Nearly two and half years. That's how long it has taken to shepherd my new album, Consequences of Seeing in the Dark, from vague recording itch to final product. In all that time, I was rarely impatient for the process to go faster. I chalk this up to knowing somewhere inside that I was also preparing to handle the terror of putting my soul's work on display.

With the finish line in sight, I've been jumping up and down at folks -- sometimes literally -- about how excited I am. This project is so close to my heart, and only a handful of people have heard it during the years it took up residence in my life. With only a couple more weeks before I have the CDs in hand, I couldn't resist putting some tracks on MySpace.

Because I'd only received positive feedback thus far, I was caught off guard when a friend told Emily he wasn't sure what to make of the songs.

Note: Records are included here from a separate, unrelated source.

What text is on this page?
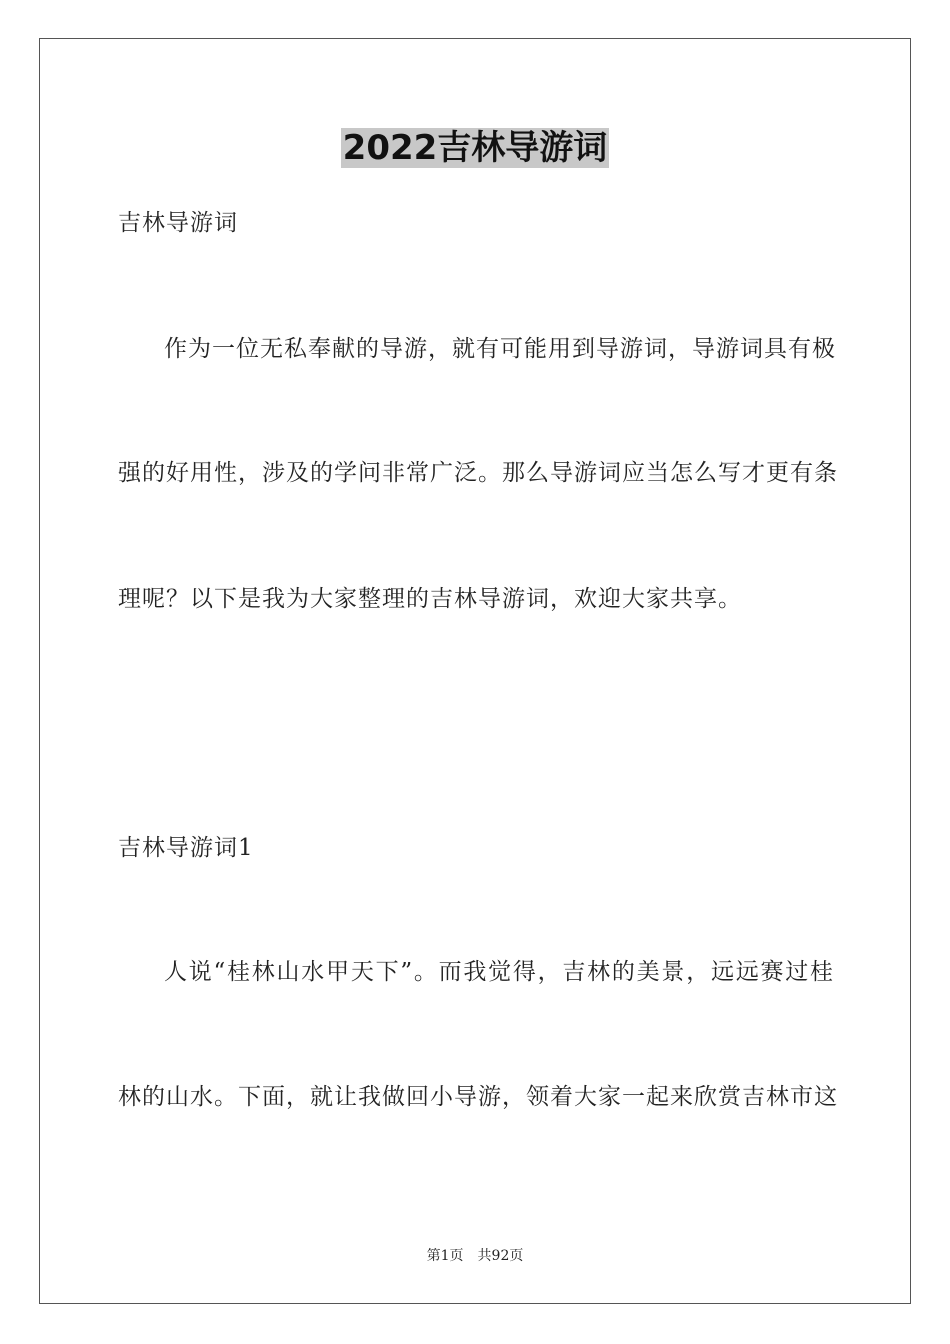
2022吉林导游词
吉林导游词
作为一位无私奉献的导游，就有可能用到导游词，导游词具有极
强的好用性，涉及的学问非常广泛。那么导游词应当怎么写才更有条
理呢？以下是我为大家整理的吉林导游词，欢迎大家共享。
吉林导游词1
人说“桂林山水甲天下”。而我觉得，吉林的美景，远远赛过桂
林的山水。下面，就让我做回小导游，领着大家一起来欣赏吉林市这
第1页 共92页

I always knew such a day would come -- I'd pictured myself reading a review, pondering how I'd feel if the person was underwhelmed -- I just hadn't expected it so soon, or from this particular source.

But the surprise of it was a gift. It reminded me to hold on to the joy I feel when I listen to the songs. Even just talking about the project, I'm at my most grounded, powerful, and present. I glow. This friend's reaction -- which I know came with absolutely no ill will -- reminded me to prepare for the next phase of the album's existence.

Fate conspired today to take me to Grace Cathedral. I knew that walking the labyrinth would provide a perfect opportunity to learn how protect my heart going forward, not by building a wall around it but by strengthening that inner glow. As I walked the twists and turns in the sunshine, I sought a way to remain grounded in the profound creativity I'd been privileged to experience.

What I discovered in that labyrinth is that my soul doesn't need anyone's approval to shine. Not even mine.

Do I hope people enjoy the album? Of course. I hope it's wildly successful and heard far and wide. In the end, though, my dearest wishes have already come true: the music simply thrills me.

I still have fingers crossed that my friend will appreciate the album once he hears it in its entirety, rather than a few tracks out of context. But if not, that's okay, too -- perhaps his soul just resonates differently from mine. All I can do is send my flare up and enjoy the fireworks, however many voices join me in marveling at the show in the night sky.